Pour le juste, il n’est pas possible de considérer la situation d’une façon aussi désespérante. Toutefois, on peut comprendre « le juste » de deux façons. Soit cela renvoie à Yahvé qui est le juste par excellence, qui ne peut ni se tromper, ni tromper autrui. « Yahvé est juste, il aime la justice » nous dira plus loin le v. 7. Soit cela renvoie au psalmiste qui est appelé, au v. 5, le juste par opposition à l’impie.
Les vv. 4-7 ne font qu’expliquer la conviction profonde du psalmiste exprimée dès le v. 1 : « En Yahvé j’ai mon abri ». Le mot « Yahvé » est prononcé à quatre reprises dans ces versets, et Il est le sujet, directement ou indirectement (ses yeux ; ses paupières ; son âme), pour chacune des phrases. En fait, la place importante du mot « Yahvé » dans le psaume reflète la place centrale qu’Il a dans la vie du psalmiste. Cela signifie que toute son existence se déroule sous le regard de Dieu.
La réponse à la violence des impies ne consiste pas à imposer plus de violence. Mais cela va encore plus loin car le juste sait que ce n’est pas lui qui doit agir mais que la réponse ne peut venir que de Dieu. Saint Pierre ne dit pas autre chose dans sa première lettre : « Déchargez-vous sur Dieu de tous vos soucis puisqu’Il s’occupe de vous » (cf. 1 P 5,7).
Le psalmiste est à Jérusalem, lieu où se trouve le Temple, et où se trouvent aussi ses ennemis. Or le Temple de Jérusalem n’est que la pâle copie du palais céleste où Dieu réside (cf. He 8,4 : « ceux-là assurent le service d’une copie et d’une ombre des réalités célestes, ainsi que Moïse, quand il eut à construire la Tente, en fut divinement averti : Vois, est-il dit en effet, tu feras tout d’après le modèle qui t’a été montré sur la montagne »). C’est là en réalité que le juste doit trouver refuge.

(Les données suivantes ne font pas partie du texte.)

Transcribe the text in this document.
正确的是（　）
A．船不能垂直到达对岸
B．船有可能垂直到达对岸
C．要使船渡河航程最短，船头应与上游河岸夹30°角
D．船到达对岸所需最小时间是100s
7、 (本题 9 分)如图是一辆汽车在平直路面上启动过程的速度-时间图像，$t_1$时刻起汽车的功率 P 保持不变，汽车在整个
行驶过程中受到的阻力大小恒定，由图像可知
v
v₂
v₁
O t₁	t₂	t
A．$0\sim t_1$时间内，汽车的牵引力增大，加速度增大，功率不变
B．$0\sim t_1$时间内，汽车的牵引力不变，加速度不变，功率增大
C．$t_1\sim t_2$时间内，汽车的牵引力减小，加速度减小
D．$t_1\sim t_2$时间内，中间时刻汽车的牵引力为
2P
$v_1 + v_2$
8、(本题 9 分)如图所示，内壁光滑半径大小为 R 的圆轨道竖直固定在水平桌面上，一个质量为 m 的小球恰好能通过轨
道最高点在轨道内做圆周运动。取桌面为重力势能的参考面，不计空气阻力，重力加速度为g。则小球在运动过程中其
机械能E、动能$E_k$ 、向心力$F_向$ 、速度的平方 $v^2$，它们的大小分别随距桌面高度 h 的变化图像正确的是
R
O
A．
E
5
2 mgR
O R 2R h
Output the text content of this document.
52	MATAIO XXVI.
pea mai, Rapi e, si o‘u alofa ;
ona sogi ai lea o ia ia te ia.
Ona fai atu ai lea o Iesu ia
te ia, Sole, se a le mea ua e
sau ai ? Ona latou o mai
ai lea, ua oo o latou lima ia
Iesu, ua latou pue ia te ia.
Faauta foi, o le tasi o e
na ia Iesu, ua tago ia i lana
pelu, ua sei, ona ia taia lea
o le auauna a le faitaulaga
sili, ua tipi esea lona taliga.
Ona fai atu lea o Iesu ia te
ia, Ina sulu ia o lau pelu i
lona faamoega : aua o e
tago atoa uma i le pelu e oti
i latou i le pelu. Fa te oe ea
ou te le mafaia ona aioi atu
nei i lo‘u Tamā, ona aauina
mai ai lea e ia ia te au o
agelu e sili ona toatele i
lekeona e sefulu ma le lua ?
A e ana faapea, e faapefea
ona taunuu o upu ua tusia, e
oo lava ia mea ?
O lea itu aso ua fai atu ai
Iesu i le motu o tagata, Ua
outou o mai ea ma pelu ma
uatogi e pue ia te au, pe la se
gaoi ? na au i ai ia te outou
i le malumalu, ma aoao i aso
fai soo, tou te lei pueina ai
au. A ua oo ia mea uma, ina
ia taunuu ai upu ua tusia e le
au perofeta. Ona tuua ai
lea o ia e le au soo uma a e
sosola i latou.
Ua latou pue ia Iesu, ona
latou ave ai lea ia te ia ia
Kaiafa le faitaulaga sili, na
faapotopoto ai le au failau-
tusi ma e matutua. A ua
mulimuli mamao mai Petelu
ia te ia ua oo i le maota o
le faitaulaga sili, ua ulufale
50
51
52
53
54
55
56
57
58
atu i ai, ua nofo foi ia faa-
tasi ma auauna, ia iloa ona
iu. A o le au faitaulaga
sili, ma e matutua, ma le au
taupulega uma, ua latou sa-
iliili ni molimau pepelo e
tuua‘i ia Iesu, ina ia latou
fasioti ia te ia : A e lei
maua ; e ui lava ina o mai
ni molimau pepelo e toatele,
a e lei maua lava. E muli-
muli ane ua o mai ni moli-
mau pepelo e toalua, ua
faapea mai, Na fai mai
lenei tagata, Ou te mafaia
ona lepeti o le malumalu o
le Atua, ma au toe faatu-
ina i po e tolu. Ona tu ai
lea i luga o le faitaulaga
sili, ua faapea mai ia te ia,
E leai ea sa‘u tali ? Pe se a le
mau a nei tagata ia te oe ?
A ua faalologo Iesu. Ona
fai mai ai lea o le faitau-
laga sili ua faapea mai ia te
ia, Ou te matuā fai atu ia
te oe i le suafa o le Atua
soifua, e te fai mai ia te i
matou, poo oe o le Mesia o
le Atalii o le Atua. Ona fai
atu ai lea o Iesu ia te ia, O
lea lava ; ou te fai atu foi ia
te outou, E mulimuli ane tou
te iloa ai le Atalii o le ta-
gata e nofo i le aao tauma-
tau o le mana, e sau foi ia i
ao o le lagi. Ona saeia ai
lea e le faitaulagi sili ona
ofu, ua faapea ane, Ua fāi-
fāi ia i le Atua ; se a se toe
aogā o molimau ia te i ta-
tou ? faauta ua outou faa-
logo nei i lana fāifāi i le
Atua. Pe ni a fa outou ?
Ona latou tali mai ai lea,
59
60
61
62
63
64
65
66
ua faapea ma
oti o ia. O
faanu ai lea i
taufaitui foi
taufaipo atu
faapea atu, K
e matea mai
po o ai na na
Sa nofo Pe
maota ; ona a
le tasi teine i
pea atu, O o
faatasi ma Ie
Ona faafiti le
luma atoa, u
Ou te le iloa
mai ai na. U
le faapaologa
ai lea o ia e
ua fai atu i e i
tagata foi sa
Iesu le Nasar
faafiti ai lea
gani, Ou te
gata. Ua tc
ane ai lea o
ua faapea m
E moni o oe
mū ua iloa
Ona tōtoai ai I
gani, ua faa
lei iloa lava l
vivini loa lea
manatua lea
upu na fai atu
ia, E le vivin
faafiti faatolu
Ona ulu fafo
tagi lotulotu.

Mais ne nous méprenons pas, le fait que Dieu soit au Ciel ne veut pas dire qu’Il ne s’intéresse pas à la vie des hommes, à la vie sur terre. Dieu est le souverain maître du ciel et de la terre. Du ciel, Il voit les hommes, Il a une vue imprenable sur chacune de nos actions, de nos pensées les plus secrètes. C’est l’omniscience divine, Il sait tout, Il voit tout, rien ne peut Lui échapper. Cet intérêt de Dieu pour les hommes est signifié par des anthropomorphismes, « ses yeux », « ses paupières », et aussi par un verbe inhabituel « contempler ». Dieu ne jette pas un coup d’œil rapide, Il contemple.
L’expression du v. 4 « ses paupières éprouvent les fils d’Adam » peut paraître étrange parce qu’on ne voit pas avec les paupières. Cela veut peut-être dire que Celui qui sonde les reins et les cœurs (cf. Jr 17,10 ; Ap 2,23) ne ferme jamais les yeux.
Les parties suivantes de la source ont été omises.